СHR is a first-in-class analgesic drug with a novel mechanism of action – agonist of cannabinoid CB1 receptors and dopaminergic D1 and D3 receptors. At the same time, CHR is not a structural analog of the known cannabinoids and doesn’t have psychotropic adverse effects, inherent in them.

Dosage form – solid dosage forms (tablets or capsules) for oral use. Prototypes of injectable dosage forms are developed.

Patent profile: patented in Russia, EAEU, USA, EU, China.
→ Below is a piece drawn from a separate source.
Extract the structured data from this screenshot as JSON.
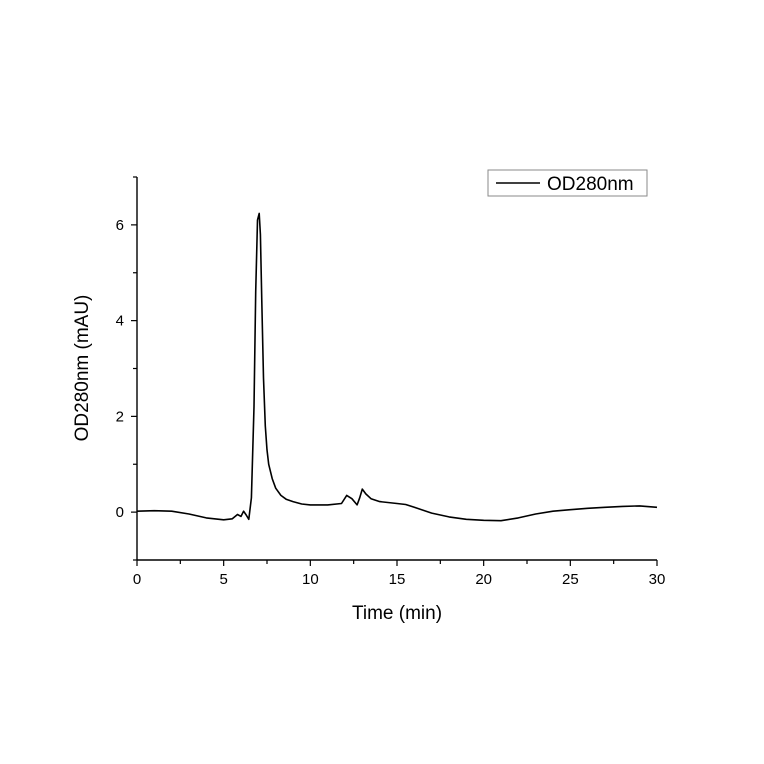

Indications for use: Thanks to its pharmacological properties and safety advantages over narcotic and non-narcotic analgesics, CHR may be used for the following indications:

– treatment of chronic pain syndrome in cancer patients as monotherapy at the first stage and in combination with oral opioid analgesics at the second – third stages of pain management;

– treatment of pain syndrome in non-cancer patients (including those in palliative care) who can’t be treated with opioid analgesics;

– combined treatment of neuropathic pain syndrome of any origin (including phantom pains) when there is a need for long-term analgesic therapy with minimal side effects and avoiding the problems of prescribing opioids.

Main advantages:

– High efficacy at low doses (oral ED50 in rodents – 5 mg/kg), comparable to that of the opioid tramadol in 20 mg/kg dose; expected single oral dose in humans – 5-10 mg;

– Prolonged analgesic action – up to 24 hours after single use:

– Low toxicity: LD50 is over 1500 mg/kg (oral, rodents);

– High therapeutic index (LD50/ED50 ratio) – much higher than that of known analgesics, which eliminates the risk of dangerous overdoses;

– Absence of side effects inherent in narcotic analgesics (addiction, withdrawal syndrome, psychotropic effects, respiratory depression, gastrointestinal problems).

Current status: Laboratory technology of substance synthesis is developed. Prototype dosage form is developed. The mechanism of action is confirmed, data on the absence of psychotropic effects is obtained, preclinical studies of efficacy (in models of pain syndrome) and safety (general toxicity) are partially completed.